Hi, I'm new to Prodigy and Spacy but I'm a fast lerner
I need to train a model to recognise entitiy, consisting of clusters of abbreviations (with spaces between them). It's not in English, so I trained a basic parser/tagger model from the Universal Dependancy Treebank for that language. The model has the NER pipeline but it's empty.
So I started with the manual tagging and had some 1000 paragraphs annotated. I trained the first temp model and did a second manual tagging based on the temp model (another 500 paragraphs).

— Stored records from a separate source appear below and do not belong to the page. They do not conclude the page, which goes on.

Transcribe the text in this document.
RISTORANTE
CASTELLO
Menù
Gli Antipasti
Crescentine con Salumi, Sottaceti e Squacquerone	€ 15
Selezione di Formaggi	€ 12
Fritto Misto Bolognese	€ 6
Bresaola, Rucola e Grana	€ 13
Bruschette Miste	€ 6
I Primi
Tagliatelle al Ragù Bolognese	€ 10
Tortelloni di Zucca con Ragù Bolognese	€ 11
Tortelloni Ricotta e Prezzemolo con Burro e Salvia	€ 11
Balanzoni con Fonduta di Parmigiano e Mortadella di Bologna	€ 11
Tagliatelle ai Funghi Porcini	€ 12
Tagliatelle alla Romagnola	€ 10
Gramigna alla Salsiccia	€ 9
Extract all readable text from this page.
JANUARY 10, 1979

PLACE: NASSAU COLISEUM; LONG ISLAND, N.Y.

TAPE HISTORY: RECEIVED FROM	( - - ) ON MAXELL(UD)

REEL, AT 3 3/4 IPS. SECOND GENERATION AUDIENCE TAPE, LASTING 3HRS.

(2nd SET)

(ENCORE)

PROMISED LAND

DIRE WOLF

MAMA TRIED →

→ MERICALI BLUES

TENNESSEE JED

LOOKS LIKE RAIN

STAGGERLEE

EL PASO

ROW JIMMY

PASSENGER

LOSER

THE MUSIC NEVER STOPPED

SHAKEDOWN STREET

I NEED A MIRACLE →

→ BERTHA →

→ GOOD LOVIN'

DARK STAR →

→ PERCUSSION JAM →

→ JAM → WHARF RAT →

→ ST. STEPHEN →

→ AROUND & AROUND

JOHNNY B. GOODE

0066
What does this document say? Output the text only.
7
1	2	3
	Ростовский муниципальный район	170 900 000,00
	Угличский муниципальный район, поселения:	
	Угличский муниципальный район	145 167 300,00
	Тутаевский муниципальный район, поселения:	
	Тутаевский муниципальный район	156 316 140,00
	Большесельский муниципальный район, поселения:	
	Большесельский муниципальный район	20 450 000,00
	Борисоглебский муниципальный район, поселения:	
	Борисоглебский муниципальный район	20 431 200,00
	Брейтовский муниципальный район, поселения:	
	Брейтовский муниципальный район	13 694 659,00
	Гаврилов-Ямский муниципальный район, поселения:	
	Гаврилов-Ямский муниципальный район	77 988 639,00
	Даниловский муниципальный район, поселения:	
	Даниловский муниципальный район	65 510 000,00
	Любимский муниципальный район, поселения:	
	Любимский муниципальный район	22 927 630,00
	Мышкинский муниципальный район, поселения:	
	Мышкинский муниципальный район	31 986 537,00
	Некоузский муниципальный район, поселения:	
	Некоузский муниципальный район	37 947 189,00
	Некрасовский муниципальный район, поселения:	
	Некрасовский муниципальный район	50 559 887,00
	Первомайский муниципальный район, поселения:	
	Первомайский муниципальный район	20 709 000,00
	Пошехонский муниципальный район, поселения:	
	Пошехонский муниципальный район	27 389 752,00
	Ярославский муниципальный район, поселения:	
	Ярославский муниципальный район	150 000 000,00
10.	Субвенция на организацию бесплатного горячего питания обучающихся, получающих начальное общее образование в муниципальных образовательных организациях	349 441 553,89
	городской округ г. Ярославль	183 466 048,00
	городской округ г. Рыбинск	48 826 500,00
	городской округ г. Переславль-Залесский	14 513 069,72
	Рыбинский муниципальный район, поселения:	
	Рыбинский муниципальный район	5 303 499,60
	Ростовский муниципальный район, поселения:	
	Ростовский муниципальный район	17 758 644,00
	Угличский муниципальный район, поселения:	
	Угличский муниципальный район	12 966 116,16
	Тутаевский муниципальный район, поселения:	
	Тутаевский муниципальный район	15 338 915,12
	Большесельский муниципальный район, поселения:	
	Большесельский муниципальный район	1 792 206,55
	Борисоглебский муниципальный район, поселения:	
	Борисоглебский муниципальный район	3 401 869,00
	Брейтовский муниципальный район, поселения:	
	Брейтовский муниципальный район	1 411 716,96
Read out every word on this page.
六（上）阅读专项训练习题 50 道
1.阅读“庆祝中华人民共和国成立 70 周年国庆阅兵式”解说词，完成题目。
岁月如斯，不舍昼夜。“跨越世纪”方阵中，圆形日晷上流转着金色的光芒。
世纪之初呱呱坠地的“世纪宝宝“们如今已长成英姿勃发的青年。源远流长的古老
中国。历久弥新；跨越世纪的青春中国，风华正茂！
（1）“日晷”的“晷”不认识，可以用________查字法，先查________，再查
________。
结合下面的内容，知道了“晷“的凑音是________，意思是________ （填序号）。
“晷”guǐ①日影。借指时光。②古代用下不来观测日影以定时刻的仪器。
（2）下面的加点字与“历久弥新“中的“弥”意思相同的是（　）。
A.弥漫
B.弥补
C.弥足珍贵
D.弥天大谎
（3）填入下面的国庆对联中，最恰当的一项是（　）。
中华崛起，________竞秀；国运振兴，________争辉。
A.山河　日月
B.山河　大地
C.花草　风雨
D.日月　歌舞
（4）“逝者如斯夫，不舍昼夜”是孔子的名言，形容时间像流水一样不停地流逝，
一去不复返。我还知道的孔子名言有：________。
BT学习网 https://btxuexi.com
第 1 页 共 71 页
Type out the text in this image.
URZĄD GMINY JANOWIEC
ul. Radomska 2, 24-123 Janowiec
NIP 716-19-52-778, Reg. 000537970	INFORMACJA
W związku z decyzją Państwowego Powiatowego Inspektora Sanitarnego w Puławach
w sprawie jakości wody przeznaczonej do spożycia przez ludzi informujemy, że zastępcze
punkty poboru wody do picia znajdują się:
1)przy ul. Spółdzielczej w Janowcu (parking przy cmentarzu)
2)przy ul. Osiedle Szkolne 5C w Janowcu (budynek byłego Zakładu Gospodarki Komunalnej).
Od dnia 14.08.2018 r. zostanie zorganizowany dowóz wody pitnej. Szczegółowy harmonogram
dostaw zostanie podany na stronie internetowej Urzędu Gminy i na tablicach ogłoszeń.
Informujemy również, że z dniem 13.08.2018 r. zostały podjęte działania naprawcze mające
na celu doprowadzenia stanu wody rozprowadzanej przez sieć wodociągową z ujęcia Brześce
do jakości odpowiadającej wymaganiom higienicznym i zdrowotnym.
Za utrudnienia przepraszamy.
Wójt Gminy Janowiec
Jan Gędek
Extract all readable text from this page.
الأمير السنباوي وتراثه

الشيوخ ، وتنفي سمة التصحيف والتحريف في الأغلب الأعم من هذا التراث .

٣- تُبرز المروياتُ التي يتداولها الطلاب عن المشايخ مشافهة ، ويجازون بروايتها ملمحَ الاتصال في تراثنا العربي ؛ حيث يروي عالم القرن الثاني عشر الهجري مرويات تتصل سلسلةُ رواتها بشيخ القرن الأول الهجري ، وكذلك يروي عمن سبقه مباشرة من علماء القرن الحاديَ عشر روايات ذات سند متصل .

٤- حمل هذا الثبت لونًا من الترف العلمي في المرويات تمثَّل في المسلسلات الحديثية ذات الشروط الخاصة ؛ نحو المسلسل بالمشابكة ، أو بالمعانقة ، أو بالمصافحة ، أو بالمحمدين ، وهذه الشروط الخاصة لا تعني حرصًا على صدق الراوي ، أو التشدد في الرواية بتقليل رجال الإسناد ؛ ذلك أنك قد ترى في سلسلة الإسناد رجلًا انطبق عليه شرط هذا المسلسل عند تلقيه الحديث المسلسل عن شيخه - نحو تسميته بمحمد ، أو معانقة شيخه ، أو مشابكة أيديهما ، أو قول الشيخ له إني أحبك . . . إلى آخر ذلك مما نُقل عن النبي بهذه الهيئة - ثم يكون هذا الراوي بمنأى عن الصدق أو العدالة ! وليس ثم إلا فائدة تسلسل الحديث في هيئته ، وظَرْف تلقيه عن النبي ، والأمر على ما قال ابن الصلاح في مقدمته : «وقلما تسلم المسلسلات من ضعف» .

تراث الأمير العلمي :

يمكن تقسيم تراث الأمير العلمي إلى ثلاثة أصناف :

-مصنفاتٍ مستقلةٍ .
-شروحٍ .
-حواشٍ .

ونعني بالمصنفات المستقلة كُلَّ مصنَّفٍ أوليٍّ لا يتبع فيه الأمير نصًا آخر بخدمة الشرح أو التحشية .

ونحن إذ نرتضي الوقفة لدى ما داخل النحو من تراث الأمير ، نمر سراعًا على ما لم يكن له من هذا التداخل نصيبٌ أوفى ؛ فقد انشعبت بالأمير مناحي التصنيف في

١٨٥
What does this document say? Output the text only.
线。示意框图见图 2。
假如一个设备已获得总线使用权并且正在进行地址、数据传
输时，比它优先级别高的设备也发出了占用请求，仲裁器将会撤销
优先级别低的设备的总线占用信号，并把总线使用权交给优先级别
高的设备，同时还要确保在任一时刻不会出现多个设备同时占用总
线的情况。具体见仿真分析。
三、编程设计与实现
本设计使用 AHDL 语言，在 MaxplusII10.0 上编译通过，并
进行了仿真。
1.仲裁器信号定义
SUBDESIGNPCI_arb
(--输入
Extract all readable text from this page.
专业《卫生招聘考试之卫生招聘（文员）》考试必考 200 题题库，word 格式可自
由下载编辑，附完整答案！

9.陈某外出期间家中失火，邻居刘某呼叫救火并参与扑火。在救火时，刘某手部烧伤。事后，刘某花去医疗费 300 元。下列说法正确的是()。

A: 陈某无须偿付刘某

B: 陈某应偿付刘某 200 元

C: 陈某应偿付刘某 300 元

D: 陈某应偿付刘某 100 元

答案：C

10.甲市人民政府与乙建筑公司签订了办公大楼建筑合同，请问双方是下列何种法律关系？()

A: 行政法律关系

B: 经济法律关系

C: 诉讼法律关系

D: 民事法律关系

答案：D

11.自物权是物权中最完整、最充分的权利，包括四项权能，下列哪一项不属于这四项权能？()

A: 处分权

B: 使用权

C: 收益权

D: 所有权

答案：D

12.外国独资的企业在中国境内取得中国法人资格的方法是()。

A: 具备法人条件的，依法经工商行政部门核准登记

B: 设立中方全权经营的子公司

Then I tried the teach recipe but the second temp model only catches the first abbreviation of the entity cluster (usually there are 2-3 abbreviations within a tagged entity).
In the process of manual tagging the full entity (cluster of abbreviations) are coloured, so I'm sure I tag what I want, however the model only recognises (and auto tags) only until the first space within the entity cluster. Is there something specific I need to do so that the model recognises the full phrase (tagged cluster of abbreviations)?
The entity pattern is roughly like this: "aa. NN, aa. NN Aaaaaa", where "a" is letter and N is a number. I'm reading the data from a txt file where I've split the sentences on newline each. Is prodigy trying to split them again, so the dot is considered end of sentence and this is where it's going wrong?
Also, I haven't used any word2vec model as a base, if I do, would that change what I experience above?